ANEForge needs to run on the macOS host directly.
For Linux + Apple silicon (Asahi), ANE access is unavailable - the hardware exists but no open driver.
"Can I distribute compiled bundles?"¶
You can copy the on-disk compile artifacts, but they won't load in a
different process. aned keys its HWX cache by PID; a fresh process
sees only model.anehash (a content hash) on disk and refuses to
load the cached HWX. Either re-compile in the new process, or use
shared-process semantics (open question).

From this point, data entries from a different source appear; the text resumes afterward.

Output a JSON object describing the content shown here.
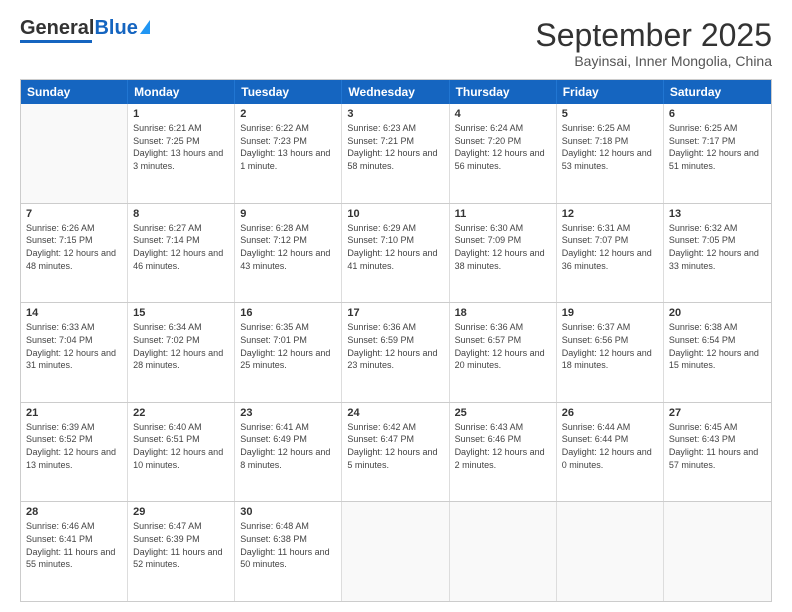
{
  "logo": {
    "general": "General",
    "blue": "Blue"
  },
  "title": "September 2025",
  "subtitle": "Bayinsai, Inner Mongolia, China",
  "header_days": [
    "Sunday",
    "Monday",
    "Tuesday",
    "Wednesday",
    "Thursday",
    "Friday",
    "Saturday"
  ],
  "weeks": [
    [
      {
        "day": "",
        "sunrise": "",
        "sunset": "",
        "daylight": ""
      },
      {
        "day": "1",
        "sunrise": "Sunrise: 6:21 AM",
        "sunset": "Sunset: 7:25 PM",
        "daylight": "Daylight: 13 hours and 3 minutes."
      },
      {
        "day": "2",
        "sunrise": "Sunrise: 6:22 AM",
        "sunset": "Sunset: 7:23 PM",
        "daylight": "Daylight: 13 hours and 1 minute."
      },
      {
        "day": "3",
        "sunrise": "Sunrise: 6:23 AM",
        "sunset": "Sunset: 7:21 PM",
        "daylight": "Daylight: 12 hours and 58 minutes."
      },
      {
        "day": "4",
        "sunrise": "Sunrise: 6:24 AM",
        "sunset": "Sunset: 7:20 PM",
        "daylight": "Daylight: 12 hours and 56 minutes."
      },
      {
        "day": "5",
        "sunrise": "Sunrise: 6:25 AM",
        "sunset": "Sunset: 7:18 PM",
        "daylight": "Daylight: 12 hours and 53 minutes."
      },
      {
        "day": "6",
        "sunrise": "Sunrise: 6:25 AM",
        "sunset": "Sunset: 7:17 PM",
        "daylight": "Daylight: 12 hours and 51 minutes."
      }
    ],
    [
      {
        "day": "7",
        "sunrise": "Sunrise: 6:26 AM",
        "sunset": "Sunset: 7:15 PM",
        "daylight": "Daylight: 12 hours and 48 minutes."
      },
      {
        "day": "8",
        "sunrise": "Sunrise: 6:27 AM",
        "sunset": "Sunset: 7:14 PM",
        "daylight": "Daylight: 12 hours and 46 minutes."
      },
      {
        "day": "9",
        "sunrise": "Sunrise: 6:28 AM",
        "sunset": "Sunset: 7:12 PM",
        "daylight": "Daylight: 12 hours and 43 minutes."
      },
      {
        "day": "10",
        "sunrise": "Sunrise: 6:29 AM",
        "sunset": "Sunset: 7:10 PM",
        "daylight": "Daylight: 12 hours and 41 minutes."
      },
      {
        "day": "11",
        "sunrise": "Sunrise: 6:30 AM",
        "sunset": "Sunset: 7:09 PM",
        "daylight": "Daylight: 12 hours and 38 minutes."
      },
      {
        "day": "12",
        "sunrise": "Sunrise: 6:31 AM",
        "sunset": "Sunset: 7:07 PM",
        "daylight": "Daylight: 12 hours and 36 minutes."
      },
      {
        "day": "13",
        "sunrise": "Sunrise: 6:32 AM",
        "sunset": "Sunset: 7:05 PM",
        "daylight": "Daylight: 12 hours and 33 minutes."
      }
    ],
    [
      {
        "day": "14",
        "sunrise": "Sunrise: 6:33 AM",
        "sunset": "Sunset: 7:04 PM",
        "daylight": "Daylight: 12 hours and 31 minutes."
      },
      {
        "day": "15",
        "sunrise": "Sunrise: 6:34 AM",
        "sunset": "Sunset: 7:02 PM",
        "daylight": "Daylight: 12 hours and 28 minutes."
      },
      {
        "day": "16",
        "sunrise": "Sunrise: 6:35 AM",
        "sunset": "Sunset: 7:01 PM",
        "daylight": "Daylight: 12 hours and 25 minutes."
      },
      {
        "day": "17",
        "sunrise": "Sunrise: 6:36 AM",
        "sunset": "Sunset: 6:59 PM",
        "daylight": "Daylight: 12 hours and 23 minutes."
      },
      {
        "day": "18",
        "sunrise": "Sunrise: 6:36 AM",
        "sunset": "Sunset: 6:57 PM",
        "daylight": "Daylight: 12 hours and 20 minutes."
      },
      {
        "day": "19",
        "sunrise": "Sunrise: 6:37 AM",
        "sunset": "Sunset: 6:56 PM",
        "daylight": "Daylight: 12 hours and 18 minutes."
      },
      {
        "day": "20",
        "sunrise": "Sunrise: 6:38 AM",
        "sunset": "Sunset: 6:54 PM",
        "daylight": "Daylight: 12 hours and 15 minutes."
      }
    ],
    [
      {
        "day": "21",
        "sunrise": "Sunrise: 6:39 AM",
        "sunset": "Sunset: 6:52 PM",
        "daylight": "Daylight: 12 hours and 13 minutes."
      },
      {
        "day": "22",
        "sunrise": "Sunrise: 6:40 AM",
        "sunset": "Sunset: 6:51 PM",
        "daylight": "Daylight: 12 hours and 10 minutes."
      },
      {
        "day": "23",
        "sunrise": "Sunrise: 6:41 AM",
        "sunset": "Sunset: 6:49 PM",
        "daylight": "Daylight: 12 hours and 8 minutes."
      },
      {
        "day": "24",
        "sunrise": "Sunrise: 6:42 AM",
        "sunset": "Sunset: 6:47 PM",
        "daylight": "Daylight: 12 hours and 5 minutes."
      },
      {
        "day": "25",
        "sunrise": "Sunrise: 6:43 AM",
        "sunset": "Sunset: 6:46 PM",
        "daylight": "Daylight: 12 hours and 2 minutes."
      },
      {
        "day": "26",
        "sunrise": "Sunrise: 6:44 AM",
        "sunset": "Sunset: 6:44 PM",
        "daylight": "Daylight: 12 hours and 0 minutes."
      },
      {
        "day": "27",
        "sunrise": "Sunrise: 6:45 AM",
        "sunset": "Sunset: 6:43 PM",
        "daylight": "Daylight: 11 hours and 57 minutes."
      }
    ],
    [
      {
        "day": "28",
        "sunrise": "Sunrise: 6:46 AM",
        "sunset": "Sunset: 6:41 PM",
        "daylight": "Daylight: 11 hours and 55 minutes."
      },
      {
        "day": "29",
        "sunrise": "Sunrise: 6:47 AM",
        "sunset": "Sunset: 6:39 PM",
        "daylight": "Daylight: 11 hours and 52 minutes."
      },
      {
        "day": "30",
        "sunrise": "Sunrise: 6:48 AM",
        "sunset": "Sunset: 6:38 PM",
        "daylight": "Daylight: 11 hours and 50 minutes."
      },
      {
        "day": "",
        "sunrise": "",
        "sunset": "",
        "daylight": ""
      },
      {
        "day": "",
        "sunrise": "",
        "sunset": "",
        "daylight": ""
      },
      {
        "day": "",
        "sunrise": "",
        "sunset": "",
        "daylight": ""
      },
      {
        "day": "",
        "sunrise": "",
        "sunset": "",
        "daylight": ""
      }
    ]
  ]
}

"What's the licensing situation?"¶
The code in this repository is yours to use. The Apple Neural Engine is Apple's private hardware; the framework symbols ANEForge calls are private, undocumented, and may change at any time. Nothing in this project constitutes an API contract from Apple.
If you ship something built on ANEForge and Apple changes the underlying API in a future macOS, your software will break. Plan accordingly.